Eighteen months after the rupture of peace talks between its predecessor and the main insurgent group, the Revolutionary Armed Forces of Colombia (FARC), the Uribe administration has entered upon a high risk-high gain negotiating process with the main paramilitary group, the United Self-Defence Forces of Colombia (AUC), that will test its skill and its good faith.

An accord signed on 15 July 2003 after an AUC “unilateral ceasefire” and seven months of highly confidential preliminary talks directs the start of formal negotiations with the goal of completely disbanding the AUC by 31 December 2005. It offers the first break in more than a year of escalating violence.

The news was received with a mixture of hope and suspicion. The U.S. and EU expressed support for the negotiation process but stressed that demobilisation should not come at the expense of justice. Colombian analysts welcomed the potential benefit of eliminating from the conflict one of the illegal armed groups most responsible for civilian casualties but also warned of difficulties. Fearful the AUC would not be held accountable for past crimes and suspicious it would not be kept strictly to the ceasefire, domestic and international human rights groups were the strongest critics.

There are many questions regarding both sides’ motives for participating in the negotiating process and its feasibility under conditions of ongoing warfare. In part the Uribe administration has undercut the original rationale for the paramilitaries’ existence by expanding the state’s presence across its territory and improving the army’s capacity to confront the insurgents. It has also increasingly applied military pressure against the paramilitaries, while the U.S., Canada, EU and others have labelled them terrorists and called more loudly for Uribe to end longstanding military-paramilitary ties. The U.S. has indicted senior paramilitary commanders for drug trafficking, and the Uribe government’s counter-narcotics policy has begun to hurt their economic base.

Implicit in the concern, however, is uncertainty about what the Uribe administration is actually prepared to offer the paramilitaries to lay down their arms. There is worry that parts of the government and the AUC may not really see themselves as full adversaries; that just as elements in the country’s traditional power structures may have fostered the paramilitaries’ rise, so they may be preparing to use the peace talks to cleanse them politically and thus legitimise their wealth and power.

President Uribe faces two main challenges. The first involves the complexities of demobilising and reintegrating the paramilitaries into society (DR) while the conflict with the insurgents and paramilitaries who oppose the process continues, including how to protect demobilised ex-combatants, verify their adherence to the ceasefire and keep them out of drug trafficking.
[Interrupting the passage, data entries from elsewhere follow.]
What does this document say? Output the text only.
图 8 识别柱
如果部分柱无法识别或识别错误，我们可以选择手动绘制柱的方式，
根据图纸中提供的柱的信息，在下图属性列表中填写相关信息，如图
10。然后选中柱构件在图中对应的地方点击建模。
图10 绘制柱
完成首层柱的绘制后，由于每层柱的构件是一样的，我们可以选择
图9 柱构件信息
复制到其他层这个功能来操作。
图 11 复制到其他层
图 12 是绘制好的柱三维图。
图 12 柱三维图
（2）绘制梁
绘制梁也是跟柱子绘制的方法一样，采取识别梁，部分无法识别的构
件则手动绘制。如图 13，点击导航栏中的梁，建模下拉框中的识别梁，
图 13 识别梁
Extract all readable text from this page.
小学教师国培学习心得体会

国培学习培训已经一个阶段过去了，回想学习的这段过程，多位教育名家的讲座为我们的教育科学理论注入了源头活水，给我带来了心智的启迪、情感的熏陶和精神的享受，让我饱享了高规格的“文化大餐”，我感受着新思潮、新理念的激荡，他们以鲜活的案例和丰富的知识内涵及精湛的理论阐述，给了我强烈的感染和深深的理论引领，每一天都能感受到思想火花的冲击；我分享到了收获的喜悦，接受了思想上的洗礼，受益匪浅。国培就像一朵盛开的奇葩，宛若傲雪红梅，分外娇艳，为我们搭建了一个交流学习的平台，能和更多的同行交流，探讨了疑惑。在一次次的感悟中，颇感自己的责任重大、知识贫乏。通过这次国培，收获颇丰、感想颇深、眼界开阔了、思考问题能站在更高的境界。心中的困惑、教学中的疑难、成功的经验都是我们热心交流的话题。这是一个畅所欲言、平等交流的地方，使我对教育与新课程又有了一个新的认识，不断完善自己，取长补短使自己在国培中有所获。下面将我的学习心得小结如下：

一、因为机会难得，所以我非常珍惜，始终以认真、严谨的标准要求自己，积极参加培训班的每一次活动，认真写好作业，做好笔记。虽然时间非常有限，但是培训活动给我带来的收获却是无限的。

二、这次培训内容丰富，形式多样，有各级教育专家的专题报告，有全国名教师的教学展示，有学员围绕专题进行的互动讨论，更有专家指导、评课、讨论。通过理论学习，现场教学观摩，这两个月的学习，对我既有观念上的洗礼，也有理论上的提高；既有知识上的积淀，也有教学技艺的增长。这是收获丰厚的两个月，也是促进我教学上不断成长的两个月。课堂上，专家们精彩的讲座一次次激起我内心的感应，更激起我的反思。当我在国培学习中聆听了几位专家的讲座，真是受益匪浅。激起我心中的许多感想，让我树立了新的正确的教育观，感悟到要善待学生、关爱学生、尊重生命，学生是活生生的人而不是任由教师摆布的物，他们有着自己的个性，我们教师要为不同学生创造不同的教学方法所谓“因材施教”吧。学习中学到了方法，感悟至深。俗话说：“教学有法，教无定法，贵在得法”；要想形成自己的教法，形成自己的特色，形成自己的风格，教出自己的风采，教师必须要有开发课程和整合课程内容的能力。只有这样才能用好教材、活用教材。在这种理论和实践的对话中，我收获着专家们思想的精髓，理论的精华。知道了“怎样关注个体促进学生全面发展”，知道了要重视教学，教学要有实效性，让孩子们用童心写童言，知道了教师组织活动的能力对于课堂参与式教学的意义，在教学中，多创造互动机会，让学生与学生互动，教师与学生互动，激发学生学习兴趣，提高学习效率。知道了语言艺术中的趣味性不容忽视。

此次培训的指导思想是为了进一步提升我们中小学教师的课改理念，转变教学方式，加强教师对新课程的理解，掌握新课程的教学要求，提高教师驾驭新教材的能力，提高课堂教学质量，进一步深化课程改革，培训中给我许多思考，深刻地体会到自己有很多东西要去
To prevent the insurgents from occupying regions formerly under paramilitary control, the government security and civilian presence must expand across the country in step with paramilitary demobilisation. The Uribe administration will need to deal with all paramilitaries, not just the AUC. Refusal to participate in the ceasefire and negotiations should trigger the highest priority military targeting of dissident groups. Stepped up eradication of illicit crops under paramilitary control should be part of the demobilisation process.

The second challenge involves ensuring that the state does not undermine its own legitimacy and the rule of law by turning a blind eye to paramilitary crimes.

All paramilitary fighters will need to be subjected to judicial screening to determine whether they are responsible for serious crimes, such as massacres and kidnapping. Those found guilty for such crimes will need to be dealt with severely while the rights of paramilitary victims should be protected through means such as an independent truth and reconciliation commission and a special reparation fund, with some benefits coming from confiscation of paramilitaries’ drug profits.

It is vital for the Uribe administration to demonstrate that it is serious about pursuing its declared aims with the paramilitaries. If it fails to conduct DR in a just and accountable manner, including moving resolutely to sever ties between the military or others in the Colombian elites and paramilitaries, its credibility and legitimacy will be severely affected, both domestically and internationally. If it does so act, however, it can expect to receive important international political and financial assistance to see the job through.

The odds are against this difficult process succeeding but the possible benefits make it a chance worth taking. Not the least of these would be the demonstration to the insurgents, who also must eventually be disarmed and reintegrated, that the government has both good faith and iron resolution. But transparency throughout the process is the key to avoiding shipwreck and violent backlash.